178.Bölüm: Yıkım Yolunda ki Güzel (5.)

4.4K 495 47
                                    

Nicolas hiç birisini umursamadı. Güzel bir yüz uğruna hayatını riske atmak isteyen yüzlerce aptal ile savaşma isteği yoktu. Prenses Pia veya başka bir kadın temelde onun için hepsi aynıydı, yeterince fayda verildiği sürece bir Prenses bile Fahişe olabilirdi.

Bunun örneğini çok defa görmüştü şuan bir kaç hap çıkartıp etkilerini kanıtlasa adı kadar emindi ki Prenses Pia yatağını ısıtmak için gönüllü olacaktı. 

Güç ve statü için yapılmayacak bir şey yoktu. Prenses Pia için savaşmak isteyenlerin çoğu aptaldı, hepsi bir umut Prenses Pia'nın dikkatini çekmeyi hayal ediyordu. Eğer dikkatini çekerlerse ve bir ihtimal evlenirlerse İmparatorluk Klanına gireceklerdi hem güzel bir kadın hem büyük bir statü hemde güçlenmek için kaynaklara sahip olacaklardı.

Elbette yeterince zeki olanlar ilk olarak Nicolası tartmayı tercih etti. Öldürmek için önce ölmeye hazır olmak gerekir, bunu bilenler düşmanlarını önce tartmayı ve ilk izlenim edinmeyi düşünür bu sebeple biraz geri çekilip aptallara yol vermek isteyenler sessiz kalmayı tercih etti.

Nicolas eğer aşırı güçlüyse öne çıkmaz ve hiç bir şey kaybetmezlerdi, eğer onlardan zayıfsa Prensesin kalbini çalmak için bu fırsatı değerlendirirlerdi. Eğer aşırı zayıfsa ve aptallar tarafından ezilirse o zaman Prenses zaten buna değmediğini düşünürdü.
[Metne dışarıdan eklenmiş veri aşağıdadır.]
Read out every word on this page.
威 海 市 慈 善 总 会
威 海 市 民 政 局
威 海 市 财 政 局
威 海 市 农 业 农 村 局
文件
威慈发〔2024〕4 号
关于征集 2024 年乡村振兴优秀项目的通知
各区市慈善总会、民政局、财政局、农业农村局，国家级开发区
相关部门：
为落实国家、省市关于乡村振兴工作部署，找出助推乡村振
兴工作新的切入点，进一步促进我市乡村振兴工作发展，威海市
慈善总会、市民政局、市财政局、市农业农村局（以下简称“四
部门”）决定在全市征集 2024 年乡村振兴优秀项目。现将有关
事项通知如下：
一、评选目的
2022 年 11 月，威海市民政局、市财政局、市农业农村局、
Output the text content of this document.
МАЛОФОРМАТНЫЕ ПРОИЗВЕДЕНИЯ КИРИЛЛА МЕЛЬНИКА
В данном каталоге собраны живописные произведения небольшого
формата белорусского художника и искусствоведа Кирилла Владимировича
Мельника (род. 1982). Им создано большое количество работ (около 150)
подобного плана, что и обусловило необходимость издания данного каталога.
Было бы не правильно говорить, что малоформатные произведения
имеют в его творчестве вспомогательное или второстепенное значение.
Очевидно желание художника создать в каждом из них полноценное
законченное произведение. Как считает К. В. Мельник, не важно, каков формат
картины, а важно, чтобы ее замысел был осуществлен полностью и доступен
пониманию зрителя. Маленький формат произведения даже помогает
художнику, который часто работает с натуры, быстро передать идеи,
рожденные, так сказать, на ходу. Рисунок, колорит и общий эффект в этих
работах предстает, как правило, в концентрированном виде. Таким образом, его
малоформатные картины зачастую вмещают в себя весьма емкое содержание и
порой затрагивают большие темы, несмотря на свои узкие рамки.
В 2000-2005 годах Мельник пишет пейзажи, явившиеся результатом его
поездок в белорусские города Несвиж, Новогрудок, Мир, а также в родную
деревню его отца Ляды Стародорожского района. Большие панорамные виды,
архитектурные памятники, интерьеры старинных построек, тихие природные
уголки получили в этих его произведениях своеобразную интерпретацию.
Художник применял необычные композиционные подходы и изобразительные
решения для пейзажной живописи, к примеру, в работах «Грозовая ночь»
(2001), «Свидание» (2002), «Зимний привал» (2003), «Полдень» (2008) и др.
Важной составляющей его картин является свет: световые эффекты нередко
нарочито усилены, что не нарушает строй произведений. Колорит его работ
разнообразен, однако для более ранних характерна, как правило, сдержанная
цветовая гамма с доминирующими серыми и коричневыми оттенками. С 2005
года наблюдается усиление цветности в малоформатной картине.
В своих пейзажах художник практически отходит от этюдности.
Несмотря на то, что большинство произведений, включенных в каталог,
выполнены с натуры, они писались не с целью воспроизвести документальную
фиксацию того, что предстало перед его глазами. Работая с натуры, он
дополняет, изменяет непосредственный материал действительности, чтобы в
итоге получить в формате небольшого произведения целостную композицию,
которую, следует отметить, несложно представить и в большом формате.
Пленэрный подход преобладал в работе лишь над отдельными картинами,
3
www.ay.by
Kulağa muhteşem bir plan gibi geliyordu, temelde öyle bile sayılırdı, tek sorun Nicolasın oynamak için fazla tembel olmasıydı. Böceklerle hiç ilgilenmiyordu, 

İnsanlar ile büyülü yaratıklar arasında ki fark dürüstlüktü. İnsanlar dürüst canlılar değildi, hile ve yalanla saldırmaya,siyahı beyaza çevirmeye alışıktı. Bir kadını elde etmek için güçlerine değil statülerine güvenmek çoğunlukla doğru olandı.

Büyülü Yaratıklar ise savaşırdı, güçlü olan dişiyi elde ederdi ve zayıf olan çekilir ve başka bir gün savaşmak için güç toplar ve geri dönüp kendilerince adil bir mücadeleye girerdi.

Nicolas büyülü yaratıkların her zaman insanlardan daha iyi olduğunu düşündü. Kalbinde büyülü yaratıkların insanlardan daha onurlu varlıklar olduğuna bile inandı. Haksız sayılmazdı onun oturduğu o yüksek koltuktan insanlar çok daha net görünüyordu.

Kaç kişi güçsüz olduğunu düşündüğü için ona saldırmış fakat gücünü öğrendikten sonra adeta ona tanrı gibi davranmıştı ? Böyle kişiler kendilerine yetiştirici demeye layıklarmıyı? Nicolas için ölümlülerin hayatı, yetiştiricilerin hayatından büyülü yaratıkların hayatı ise hepsinden çok daha iyiydi.

Bu sebeple ona dönen kötü niyetli gözleri tamamen görmezden geldi. Gücünü biraz açığa çıkarttıkları anda şimdi bir prensesi şövalye gibi koruyan kalabalık çil yavrusu gibi kaçacak bir kişi bile prensesi korumak için önüne atılmayacaktı.

Ne trajikti değil mi?

Nicolas sessizce beklerken bazıları çoktan harekete geçti, bir kısmı Nicolasa doğru yürüdü, gözlerinde kıskançlık vardı. Sadece Nicolas Prensesi rahatsız ettiği için değil ayrıca çok yakışıklı olduğu için kalpleri nefret ve kıskançlıkla doluydu.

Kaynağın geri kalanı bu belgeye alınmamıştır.